Der Norden ist als Kaokoland bekannt, der Süden als Damaraland. Obwohl diese administrativen Einteilungen nach der namibischen Unabhängigkeit wegfielen, haben sich die umgangssprachlichen Bezeichnungen gehalten.
Das Kaokoland ist eine Abfolge von Hügeln und Bergen, die von endlosen Ebenen durchbrochen wird. Diese abgelegene, raue Region ist die Heimat der nomadischen Himba- Hirten, deren Lebensweise seit vielen Generationen unverändert geblieben ist. Der Reiz des Kaokolandes liegt in seinen wilden und unerforschten Tälern und Bergen. Es ist die isolierteste und am wenigsten entwickelte Region dieses ohnehin schon weitgehend abgelegenen und unerschlossenen Landes.
Rauhe Pfade führen durch unwegsames Gelände, das die Technik Ihres Fahrzeugs und das Können Ihres Fahrers auf die Probe stellt. Das Durchqueren von Sturzfluten oder das Holpern über Felsen gehört hier zum Alltag.

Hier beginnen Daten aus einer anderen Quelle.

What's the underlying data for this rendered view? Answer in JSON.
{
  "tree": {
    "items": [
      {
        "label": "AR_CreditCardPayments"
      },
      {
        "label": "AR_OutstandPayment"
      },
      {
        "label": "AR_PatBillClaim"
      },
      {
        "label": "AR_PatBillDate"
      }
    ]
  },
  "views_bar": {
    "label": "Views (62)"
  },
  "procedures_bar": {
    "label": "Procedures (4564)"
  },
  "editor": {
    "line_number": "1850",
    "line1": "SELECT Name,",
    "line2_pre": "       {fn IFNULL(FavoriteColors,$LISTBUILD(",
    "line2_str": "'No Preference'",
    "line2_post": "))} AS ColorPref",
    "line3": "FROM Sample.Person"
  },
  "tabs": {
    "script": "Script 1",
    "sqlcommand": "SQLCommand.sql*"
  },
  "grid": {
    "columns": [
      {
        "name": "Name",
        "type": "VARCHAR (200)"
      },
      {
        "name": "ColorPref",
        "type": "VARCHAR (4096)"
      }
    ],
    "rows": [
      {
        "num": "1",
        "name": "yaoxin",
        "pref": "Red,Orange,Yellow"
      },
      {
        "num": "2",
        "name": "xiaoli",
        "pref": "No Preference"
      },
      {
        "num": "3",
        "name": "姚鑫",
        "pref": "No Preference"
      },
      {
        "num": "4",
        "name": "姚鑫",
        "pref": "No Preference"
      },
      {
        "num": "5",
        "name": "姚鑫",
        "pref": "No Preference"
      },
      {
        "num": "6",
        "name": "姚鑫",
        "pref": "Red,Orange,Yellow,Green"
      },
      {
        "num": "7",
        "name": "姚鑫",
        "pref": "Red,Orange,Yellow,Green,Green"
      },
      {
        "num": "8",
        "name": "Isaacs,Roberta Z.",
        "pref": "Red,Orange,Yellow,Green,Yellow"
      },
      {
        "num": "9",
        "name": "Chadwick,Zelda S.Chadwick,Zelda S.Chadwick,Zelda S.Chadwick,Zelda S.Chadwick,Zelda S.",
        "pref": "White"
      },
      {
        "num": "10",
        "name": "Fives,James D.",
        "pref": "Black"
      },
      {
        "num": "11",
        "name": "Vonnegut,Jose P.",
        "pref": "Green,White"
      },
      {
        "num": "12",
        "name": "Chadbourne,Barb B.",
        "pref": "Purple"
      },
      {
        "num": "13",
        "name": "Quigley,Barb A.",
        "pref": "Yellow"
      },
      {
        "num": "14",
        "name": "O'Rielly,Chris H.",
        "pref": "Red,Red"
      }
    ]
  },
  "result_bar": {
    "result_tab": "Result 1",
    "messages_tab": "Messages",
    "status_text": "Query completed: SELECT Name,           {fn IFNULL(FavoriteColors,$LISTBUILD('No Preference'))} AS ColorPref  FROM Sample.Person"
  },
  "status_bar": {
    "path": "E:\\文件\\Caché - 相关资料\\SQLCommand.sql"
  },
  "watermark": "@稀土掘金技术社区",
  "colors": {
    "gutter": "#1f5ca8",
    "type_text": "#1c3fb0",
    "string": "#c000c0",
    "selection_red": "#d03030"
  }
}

Der Kunene ist ein ganzjährig wasserführender Fluss, der im Hochland von Angola entspringt und sich entlang der namibischen Grenze durch wilde, aride Berge bis zum Atlantik schlängelt. Der Flusslauf bildet einen erstaunlichen Kontrast aus subtropischer Vegetation inmitten der felsigen Ausläufer und baumlosen Ebenen des Kaokolandes.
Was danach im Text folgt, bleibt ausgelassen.